Kecewa Gudang Tutup, Petani Probolinggo Bakar Tembakau
Sejumlah petani tembakau di Desa Petunjungan, Kecamatan Paiton, Kabupaten Probolinggo melakukan aksi protes dengan membakar daun dan tembakau rajangan, Senin, 31 Agustustus 2020. Aksi itu sebagai kekecewaan mereka karena gudang-gudang tembakau milik pabrik rokok masih tutup ketika panen tembakau.
“Terus terang kami petani tembakau kecewa karena gudang-gudang milik pabrik rokok masih tutup. Daripada tembakau tidak laku dijual ya dibakar saja,” kata Tohiruddin, petani tembakau di Petunjungan.
Kekecewaan serupa diungkapkan petani tembakau lainnya, Fadol. “Kami menanam tembakau biayanya mahal, waktunya panen tidak ada yang beli. Lebih baik dibakar,” katanya.
Akhirnya sejumlah petani tembakau mencabuti tanaman tembakau kemudian menumpuknya. Sebagian lagi menumpahkan tembakau rajangan yang sedang dijemur.
Setelah itu tumpukan tembakau di sawah itu disiram dengan bahan bakar minyak (BBM) premium (bensin). Mereka kemudian menyulut tumpukan tembakau itu dengan korek api.
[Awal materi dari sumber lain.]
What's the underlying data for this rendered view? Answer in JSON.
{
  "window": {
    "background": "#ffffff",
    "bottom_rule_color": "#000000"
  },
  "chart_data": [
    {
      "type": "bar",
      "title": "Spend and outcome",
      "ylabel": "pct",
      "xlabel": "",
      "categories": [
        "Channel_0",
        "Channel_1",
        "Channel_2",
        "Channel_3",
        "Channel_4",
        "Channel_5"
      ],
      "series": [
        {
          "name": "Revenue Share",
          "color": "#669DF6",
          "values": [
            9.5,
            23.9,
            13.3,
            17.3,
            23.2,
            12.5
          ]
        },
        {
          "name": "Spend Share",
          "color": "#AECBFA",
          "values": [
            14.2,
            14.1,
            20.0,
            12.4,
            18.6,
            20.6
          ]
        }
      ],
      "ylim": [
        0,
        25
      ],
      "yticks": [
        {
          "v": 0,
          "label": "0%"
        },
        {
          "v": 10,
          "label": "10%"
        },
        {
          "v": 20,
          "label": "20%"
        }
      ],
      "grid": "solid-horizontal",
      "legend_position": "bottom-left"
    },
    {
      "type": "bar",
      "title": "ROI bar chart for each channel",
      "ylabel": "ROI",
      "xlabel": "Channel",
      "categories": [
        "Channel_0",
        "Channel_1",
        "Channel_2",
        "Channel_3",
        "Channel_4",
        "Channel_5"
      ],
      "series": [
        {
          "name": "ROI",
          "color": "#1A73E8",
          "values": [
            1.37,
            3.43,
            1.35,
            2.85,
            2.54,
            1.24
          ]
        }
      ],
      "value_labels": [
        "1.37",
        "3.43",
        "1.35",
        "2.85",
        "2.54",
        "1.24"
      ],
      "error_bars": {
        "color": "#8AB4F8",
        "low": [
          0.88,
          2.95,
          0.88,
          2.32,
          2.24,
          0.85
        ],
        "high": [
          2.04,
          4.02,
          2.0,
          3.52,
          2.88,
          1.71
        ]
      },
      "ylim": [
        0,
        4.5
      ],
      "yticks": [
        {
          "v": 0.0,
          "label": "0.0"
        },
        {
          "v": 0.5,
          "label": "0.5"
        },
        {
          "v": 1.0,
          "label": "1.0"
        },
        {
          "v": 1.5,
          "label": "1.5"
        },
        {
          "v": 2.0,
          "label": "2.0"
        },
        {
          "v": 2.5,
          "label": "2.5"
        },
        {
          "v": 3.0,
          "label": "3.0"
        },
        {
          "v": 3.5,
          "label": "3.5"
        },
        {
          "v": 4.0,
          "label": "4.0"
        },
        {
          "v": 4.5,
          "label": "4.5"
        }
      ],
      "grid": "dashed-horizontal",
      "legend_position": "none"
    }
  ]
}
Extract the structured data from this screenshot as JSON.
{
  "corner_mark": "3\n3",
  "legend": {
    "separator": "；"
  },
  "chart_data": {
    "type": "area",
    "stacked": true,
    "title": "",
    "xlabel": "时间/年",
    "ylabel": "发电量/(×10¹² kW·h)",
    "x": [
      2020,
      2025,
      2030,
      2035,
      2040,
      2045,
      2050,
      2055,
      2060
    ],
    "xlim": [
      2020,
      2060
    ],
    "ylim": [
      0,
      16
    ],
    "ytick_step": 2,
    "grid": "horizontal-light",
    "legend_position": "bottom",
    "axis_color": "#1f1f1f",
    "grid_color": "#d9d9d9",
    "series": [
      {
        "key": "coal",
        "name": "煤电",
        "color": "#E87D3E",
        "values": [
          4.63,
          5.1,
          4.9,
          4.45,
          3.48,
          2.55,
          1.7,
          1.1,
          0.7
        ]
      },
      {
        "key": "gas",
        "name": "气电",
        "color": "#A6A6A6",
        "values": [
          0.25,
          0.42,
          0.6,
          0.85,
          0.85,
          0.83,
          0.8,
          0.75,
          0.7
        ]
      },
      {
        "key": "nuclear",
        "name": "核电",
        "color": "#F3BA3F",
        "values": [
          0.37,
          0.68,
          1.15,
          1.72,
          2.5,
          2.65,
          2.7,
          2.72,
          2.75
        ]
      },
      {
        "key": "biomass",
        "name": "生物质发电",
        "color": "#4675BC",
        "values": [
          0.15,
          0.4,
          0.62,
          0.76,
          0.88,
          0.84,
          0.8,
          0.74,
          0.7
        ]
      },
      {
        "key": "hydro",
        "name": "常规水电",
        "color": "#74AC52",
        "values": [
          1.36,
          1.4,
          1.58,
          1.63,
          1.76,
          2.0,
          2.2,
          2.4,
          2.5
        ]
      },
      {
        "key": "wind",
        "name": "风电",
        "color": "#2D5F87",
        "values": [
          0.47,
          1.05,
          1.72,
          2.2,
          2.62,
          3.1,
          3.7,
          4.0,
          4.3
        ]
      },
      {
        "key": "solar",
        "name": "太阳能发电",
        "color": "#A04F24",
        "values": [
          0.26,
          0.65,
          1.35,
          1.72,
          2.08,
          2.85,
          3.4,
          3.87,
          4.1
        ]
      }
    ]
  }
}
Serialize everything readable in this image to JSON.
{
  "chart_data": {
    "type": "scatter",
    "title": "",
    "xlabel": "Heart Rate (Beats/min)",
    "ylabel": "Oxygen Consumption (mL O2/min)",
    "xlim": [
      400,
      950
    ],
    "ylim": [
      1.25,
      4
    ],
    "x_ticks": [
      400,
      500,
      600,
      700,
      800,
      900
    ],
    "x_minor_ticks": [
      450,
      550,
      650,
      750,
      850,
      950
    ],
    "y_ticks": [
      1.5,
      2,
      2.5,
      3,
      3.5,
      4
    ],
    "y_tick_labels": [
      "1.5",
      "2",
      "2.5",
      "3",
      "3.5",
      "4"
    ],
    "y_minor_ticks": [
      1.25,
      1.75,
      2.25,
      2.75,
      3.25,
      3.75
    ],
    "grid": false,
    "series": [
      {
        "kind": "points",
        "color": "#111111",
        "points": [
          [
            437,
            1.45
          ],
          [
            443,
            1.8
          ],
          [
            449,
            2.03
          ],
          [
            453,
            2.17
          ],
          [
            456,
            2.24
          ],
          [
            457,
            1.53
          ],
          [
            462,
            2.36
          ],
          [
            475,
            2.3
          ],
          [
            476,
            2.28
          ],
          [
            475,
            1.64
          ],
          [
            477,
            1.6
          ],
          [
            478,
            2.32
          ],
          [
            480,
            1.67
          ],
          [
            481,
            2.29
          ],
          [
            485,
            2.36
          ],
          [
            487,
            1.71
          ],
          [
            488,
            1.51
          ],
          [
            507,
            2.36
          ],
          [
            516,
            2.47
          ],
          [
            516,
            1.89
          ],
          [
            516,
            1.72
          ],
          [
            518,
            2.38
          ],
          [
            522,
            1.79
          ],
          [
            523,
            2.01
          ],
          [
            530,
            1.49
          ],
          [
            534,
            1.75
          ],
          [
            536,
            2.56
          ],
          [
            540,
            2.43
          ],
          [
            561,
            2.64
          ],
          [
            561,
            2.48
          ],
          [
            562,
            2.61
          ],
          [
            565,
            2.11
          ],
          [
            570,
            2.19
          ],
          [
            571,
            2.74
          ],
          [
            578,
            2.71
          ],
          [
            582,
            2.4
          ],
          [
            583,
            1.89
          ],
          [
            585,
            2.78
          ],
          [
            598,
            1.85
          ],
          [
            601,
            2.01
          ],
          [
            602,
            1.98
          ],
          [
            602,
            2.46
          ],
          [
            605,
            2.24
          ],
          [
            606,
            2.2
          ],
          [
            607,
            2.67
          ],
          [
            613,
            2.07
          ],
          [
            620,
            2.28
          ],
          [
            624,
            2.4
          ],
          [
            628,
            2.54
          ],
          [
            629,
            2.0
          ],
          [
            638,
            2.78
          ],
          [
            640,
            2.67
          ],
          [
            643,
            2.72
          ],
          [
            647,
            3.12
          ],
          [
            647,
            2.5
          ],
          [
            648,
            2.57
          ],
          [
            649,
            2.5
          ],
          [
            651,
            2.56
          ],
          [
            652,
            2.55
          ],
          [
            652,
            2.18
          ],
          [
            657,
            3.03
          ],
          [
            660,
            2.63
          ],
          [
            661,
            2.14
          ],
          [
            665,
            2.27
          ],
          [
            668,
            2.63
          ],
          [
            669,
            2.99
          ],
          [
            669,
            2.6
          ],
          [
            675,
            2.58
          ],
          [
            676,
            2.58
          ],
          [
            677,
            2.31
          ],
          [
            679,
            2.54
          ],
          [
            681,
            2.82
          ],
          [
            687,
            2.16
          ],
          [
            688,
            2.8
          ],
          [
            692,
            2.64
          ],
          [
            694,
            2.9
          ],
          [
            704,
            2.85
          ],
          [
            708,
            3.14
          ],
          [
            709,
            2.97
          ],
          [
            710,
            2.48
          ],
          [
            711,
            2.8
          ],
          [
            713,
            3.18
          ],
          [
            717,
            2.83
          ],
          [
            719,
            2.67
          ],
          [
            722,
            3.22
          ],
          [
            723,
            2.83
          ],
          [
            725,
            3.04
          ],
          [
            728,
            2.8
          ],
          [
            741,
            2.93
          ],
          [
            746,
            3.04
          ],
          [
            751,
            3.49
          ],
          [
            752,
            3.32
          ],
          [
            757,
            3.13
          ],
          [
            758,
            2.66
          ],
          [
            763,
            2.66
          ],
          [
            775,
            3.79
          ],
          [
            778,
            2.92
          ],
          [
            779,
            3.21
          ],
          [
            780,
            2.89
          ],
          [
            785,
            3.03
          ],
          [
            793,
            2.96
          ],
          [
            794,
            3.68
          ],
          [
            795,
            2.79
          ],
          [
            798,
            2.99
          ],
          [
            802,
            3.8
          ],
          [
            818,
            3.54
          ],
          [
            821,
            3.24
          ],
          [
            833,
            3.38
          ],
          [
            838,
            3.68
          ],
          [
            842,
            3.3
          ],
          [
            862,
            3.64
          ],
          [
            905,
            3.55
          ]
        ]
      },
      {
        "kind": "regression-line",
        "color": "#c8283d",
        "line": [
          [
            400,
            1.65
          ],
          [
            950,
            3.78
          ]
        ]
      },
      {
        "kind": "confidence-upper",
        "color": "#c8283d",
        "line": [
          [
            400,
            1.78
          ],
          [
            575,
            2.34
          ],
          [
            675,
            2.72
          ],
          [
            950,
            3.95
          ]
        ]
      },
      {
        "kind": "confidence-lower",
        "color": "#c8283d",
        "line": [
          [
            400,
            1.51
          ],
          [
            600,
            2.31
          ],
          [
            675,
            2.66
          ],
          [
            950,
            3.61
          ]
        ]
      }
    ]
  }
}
Mereka berteriak-teriak menumpahkan kekesalannya saat api berkobar.
Tohiruddin mengatakan, aksi spontan itu dilakukan sejumlah petani, terutama di Desa Petunjungan. “Karena gudang-gudang tembakau tutup, tembakau rajarangan dibeli tengkulak atau blandang dengan harga sangat murah, Rp10.000 sampai Rp15.000 per kilogram,” katanya.
Dengan harga serendah itu, kata Tohirudin, jelas para petani merugi. Soalnya, harga pupuk dan bibit tembakau mahal.
Ia mengaku, menanam tembakau sekitar 100 meter persegi dengan mengeluarkan biaya sekitar Rp10 juta. “Kalau tembakau oleh tengkulak dihargai Rp10.000 sampai Rp15.000 ya tidak impas dengan biaya tanam,” ujarnya.
Belum bukanya gudang-gudang milik pabrik rokok dipertanyakan para petani tembakau. “Biasanya pertengahan Agustus, gudang-gudang tembakau sudah buka. Ini sudah 31 Agustus, tidak ada gudang buka,” kata Fadol.
Dengan tutupnya gudang tembakau, kata Fadol, para petani jelas menjadi korban. “Mereka pusing karena modal tanam tembakau, sebagian dari utang,” katanya.
Belum lagi saat pemupukan, harga pupuk bersubsidi melambung hingga dua-empat kali lipat. “Harga pupuk bersubsidi naik menjadi Rp300.000 hingga Rp500.000 per kuintal,” kata Fadol.
Fadol menduga, belum bukanya gudang-gudang tembakau ini karena ada “permainan”. Terbukti, ketika gudang belum ada yang buka, tetapi para tengkulak sudah siap membeli tembakau petani.
“Saya utang ke bank untuk beli bibit tembakau dan pupuk, ongkos pekerja juga mahal. Sekarang waktunya panen kok seperti ini nasib petani,” kata Supatma, petani tembakau.
Terkait aksi sejumlah petani yang membakar tembakaunya, Ketua Badan Permusyawatan Desa (BPD) Petunjungan, Muhammad Ishaq Baihaqi mengaku, tidak bisa melarang mereka. “Aksi para petani tembakau itu sudah pada puncak kekesalan. Mereka hanya berharap, gudang-gudang tembakau dibuka dan membeli tembakau mereka,” katanya.